By focusing on the routines that add value, it will be easier for you to identify and change the routines that reduce value. The good routines will begin to crowd out the bad ones.
It comes back to that favorite Aristotle quote I cited in Chapter 4, “We are what we repeatedly do. Excellence, then, is not an act but a habit.” For our purposes, excellence represents you at your best. Habits are the consciously chosen actions that make up the routines that help you show up at your best.
An example of how this works comes from Crystal Cooper, the Unisys vice president we met in Chapter 6. The day I interviewed her, she mentioned that she was two or three business days away from an important presentation that she and her team had not yet nailed down. When I remarked that she seemed really calm and peaceful about that, she told me that she had learned enough about herself over the years to know that she would get everything done in time and that it was all good. (She was right. When I e-mailed her a few weeks later to ask how things went with the presentation, she reported, “We did a great job, and it was a good day.”)
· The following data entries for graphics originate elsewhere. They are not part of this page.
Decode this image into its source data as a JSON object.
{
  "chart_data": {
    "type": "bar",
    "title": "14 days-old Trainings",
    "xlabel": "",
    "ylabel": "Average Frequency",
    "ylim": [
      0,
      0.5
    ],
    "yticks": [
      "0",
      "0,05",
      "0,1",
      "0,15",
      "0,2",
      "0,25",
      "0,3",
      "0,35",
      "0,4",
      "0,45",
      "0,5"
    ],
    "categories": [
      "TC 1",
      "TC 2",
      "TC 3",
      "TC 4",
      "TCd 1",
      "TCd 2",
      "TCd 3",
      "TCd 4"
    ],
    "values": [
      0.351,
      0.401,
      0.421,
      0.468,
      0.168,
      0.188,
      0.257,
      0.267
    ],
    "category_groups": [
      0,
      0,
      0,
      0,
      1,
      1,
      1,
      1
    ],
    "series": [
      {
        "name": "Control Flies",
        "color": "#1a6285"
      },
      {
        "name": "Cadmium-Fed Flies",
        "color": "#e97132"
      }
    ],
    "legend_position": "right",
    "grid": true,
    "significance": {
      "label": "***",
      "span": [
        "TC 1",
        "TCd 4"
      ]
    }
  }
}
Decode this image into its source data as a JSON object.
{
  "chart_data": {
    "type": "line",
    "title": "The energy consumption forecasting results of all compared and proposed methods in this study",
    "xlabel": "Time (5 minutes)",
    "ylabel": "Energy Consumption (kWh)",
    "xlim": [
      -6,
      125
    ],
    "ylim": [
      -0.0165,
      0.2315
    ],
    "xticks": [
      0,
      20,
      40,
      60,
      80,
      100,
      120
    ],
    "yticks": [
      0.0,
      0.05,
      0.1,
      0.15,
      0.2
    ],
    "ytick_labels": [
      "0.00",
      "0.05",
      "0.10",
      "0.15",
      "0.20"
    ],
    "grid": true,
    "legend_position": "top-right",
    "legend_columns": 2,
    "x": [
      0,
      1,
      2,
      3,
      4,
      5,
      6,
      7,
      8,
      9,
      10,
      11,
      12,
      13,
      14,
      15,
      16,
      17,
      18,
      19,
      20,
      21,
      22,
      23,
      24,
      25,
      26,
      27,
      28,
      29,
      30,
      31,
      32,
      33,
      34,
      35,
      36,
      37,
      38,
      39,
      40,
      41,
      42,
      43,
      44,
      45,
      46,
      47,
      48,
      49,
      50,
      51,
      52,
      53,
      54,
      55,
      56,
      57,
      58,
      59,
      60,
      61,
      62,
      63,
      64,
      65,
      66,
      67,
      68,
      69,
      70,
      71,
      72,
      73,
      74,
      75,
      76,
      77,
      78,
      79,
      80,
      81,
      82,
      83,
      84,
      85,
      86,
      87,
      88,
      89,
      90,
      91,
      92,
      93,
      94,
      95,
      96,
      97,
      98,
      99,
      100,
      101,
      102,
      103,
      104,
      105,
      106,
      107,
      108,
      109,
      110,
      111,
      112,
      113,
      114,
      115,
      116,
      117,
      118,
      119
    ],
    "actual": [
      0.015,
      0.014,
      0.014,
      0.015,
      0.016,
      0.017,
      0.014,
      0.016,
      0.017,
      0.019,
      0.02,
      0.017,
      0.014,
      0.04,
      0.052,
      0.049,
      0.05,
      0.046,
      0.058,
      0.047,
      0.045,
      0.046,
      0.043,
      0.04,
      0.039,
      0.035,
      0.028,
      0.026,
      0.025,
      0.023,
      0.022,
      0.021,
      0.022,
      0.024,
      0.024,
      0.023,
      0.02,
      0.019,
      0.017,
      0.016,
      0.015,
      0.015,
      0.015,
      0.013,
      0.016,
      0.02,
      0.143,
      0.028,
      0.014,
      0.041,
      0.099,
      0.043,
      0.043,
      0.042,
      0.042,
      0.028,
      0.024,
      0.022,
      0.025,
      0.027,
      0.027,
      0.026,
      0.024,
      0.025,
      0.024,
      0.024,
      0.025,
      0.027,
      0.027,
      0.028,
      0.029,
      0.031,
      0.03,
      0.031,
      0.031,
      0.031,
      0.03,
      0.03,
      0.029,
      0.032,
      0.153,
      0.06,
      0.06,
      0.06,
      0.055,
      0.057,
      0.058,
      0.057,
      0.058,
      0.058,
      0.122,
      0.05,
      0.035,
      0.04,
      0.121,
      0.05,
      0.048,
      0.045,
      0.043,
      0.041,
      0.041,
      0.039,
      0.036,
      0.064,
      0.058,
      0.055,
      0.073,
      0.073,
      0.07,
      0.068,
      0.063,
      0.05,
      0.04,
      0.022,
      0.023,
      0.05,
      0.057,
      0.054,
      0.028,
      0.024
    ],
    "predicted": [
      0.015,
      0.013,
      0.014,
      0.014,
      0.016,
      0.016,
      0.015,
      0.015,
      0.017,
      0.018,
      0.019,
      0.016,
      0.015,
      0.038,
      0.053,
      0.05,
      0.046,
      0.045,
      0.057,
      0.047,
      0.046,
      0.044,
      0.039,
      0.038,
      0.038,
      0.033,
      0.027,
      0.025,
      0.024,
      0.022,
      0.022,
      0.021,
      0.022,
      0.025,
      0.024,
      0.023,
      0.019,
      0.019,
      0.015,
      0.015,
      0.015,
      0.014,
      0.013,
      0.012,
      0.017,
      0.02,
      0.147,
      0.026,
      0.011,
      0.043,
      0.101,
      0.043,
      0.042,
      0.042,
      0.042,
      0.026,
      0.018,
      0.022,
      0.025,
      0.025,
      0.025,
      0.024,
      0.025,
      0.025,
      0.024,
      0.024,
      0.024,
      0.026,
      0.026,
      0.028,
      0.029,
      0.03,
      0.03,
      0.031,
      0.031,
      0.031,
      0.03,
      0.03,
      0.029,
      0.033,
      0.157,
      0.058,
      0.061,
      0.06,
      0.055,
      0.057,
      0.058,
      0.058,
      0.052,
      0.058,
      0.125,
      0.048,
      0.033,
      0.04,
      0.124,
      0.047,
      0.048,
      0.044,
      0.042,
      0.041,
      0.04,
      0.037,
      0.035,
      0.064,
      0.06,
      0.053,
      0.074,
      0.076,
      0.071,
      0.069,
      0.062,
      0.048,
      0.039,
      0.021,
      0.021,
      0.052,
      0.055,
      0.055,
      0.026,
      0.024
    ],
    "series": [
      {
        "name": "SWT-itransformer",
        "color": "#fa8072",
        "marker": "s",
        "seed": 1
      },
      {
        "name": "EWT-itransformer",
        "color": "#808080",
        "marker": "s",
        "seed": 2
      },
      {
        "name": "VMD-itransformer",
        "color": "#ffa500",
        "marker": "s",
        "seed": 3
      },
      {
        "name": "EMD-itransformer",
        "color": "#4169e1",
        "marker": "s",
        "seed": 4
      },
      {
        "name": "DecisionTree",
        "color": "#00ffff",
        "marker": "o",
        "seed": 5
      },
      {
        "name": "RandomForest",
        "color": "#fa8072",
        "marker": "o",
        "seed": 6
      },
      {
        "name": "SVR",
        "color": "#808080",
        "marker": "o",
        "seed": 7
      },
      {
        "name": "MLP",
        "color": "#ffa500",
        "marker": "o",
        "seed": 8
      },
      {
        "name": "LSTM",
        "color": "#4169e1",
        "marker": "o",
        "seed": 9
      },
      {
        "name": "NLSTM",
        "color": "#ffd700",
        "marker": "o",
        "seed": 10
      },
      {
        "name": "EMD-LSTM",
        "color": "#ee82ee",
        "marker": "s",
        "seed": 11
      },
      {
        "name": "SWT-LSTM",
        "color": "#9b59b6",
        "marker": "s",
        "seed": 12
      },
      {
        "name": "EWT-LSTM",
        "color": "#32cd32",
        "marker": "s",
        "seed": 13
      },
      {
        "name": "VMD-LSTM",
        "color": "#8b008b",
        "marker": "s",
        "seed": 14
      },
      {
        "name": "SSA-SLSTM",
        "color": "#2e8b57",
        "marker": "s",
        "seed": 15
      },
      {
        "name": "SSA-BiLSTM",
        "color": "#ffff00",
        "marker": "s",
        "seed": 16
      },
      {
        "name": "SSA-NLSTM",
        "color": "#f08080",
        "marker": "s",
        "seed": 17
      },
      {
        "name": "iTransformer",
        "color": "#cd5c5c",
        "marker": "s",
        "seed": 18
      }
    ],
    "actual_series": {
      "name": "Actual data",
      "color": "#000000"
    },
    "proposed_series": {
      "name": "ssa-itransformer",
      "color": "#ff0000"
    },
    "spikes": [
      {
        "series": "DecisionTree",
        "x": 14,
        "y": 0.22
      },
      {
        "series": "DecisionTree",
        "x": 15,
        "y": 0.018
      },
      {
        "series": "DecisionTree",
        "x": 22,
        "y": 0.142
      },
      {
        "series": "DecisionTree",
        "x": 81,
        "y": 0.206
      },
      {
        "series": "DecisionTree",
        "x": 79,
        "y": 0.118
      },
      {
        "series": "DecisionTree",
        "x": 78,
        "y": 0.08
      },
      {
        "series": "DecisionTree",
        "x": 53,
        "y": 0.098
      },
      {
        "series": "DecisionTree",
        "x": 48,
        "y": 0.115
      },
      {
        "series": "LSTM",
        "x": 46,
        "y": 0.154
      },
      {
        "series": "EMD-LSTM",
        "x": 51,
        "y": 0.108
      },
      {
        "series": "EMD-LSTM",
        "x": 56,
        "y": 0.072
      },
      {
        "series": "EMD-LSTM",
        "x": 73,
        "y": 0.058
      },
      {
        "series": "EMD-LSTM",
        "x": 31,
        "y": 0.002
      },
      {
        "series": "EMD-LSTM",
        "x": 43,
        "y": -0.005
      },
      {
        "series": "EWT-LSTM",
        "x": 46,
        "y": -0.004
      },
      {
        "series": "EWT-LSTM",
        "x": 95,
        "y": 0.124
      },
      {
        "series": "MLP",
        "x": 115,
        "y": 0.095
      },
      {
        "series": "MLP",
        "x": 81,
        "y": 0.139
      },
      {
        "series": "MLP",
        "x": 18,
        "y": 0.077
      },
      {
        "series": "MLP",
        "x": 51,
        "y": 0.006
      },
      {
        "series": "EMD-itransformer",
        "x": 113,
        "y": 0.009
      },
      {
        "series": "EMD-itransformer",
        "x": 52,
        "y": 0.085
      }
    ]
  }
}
In our interview, Cooper told me that the routines she’s followed over the years enable her to be calm in a deep way, “How you feel internally is how you will present externally,” she told me. She continued, “It’s very hard to be calm on the outside if you’re not calm on the inside. For me, that comes from daily routines. . . . Through them, I realized that it’s all in me. I have it. The routines get me to a place where I can access that creativity and be calm and confident so that I can do these things.”
Daily yoga and meditation are at the heart of the routines that enable Cooper to show up in the calm, confident, and creative state that represents her at her best. She told me, “I started off on a fairly irregular basis, and then it got to a place where I needed to incorporate it every day in the morning or, based on whatever my day was going to be like, I was able to pick 20 minutes, or half an hour, or 15 minutes, just depending on how I was feeling that day.” She has found that by coming back to these routines for some period of time each day, she is not only able to set her energy level and pace but also able to clarify what she wants to accomplish in a given day.
Again, as your routines may be different from Alanson Van Fleet’s daily happy hour; they may be different from Crystal Cooper’s daily base touch with yoga and meditation. The point isn’t to advocate specific routines but to help you identify a few that will enhance the level of mindfulness you need to bring a focused sense of awareness and intention to your life.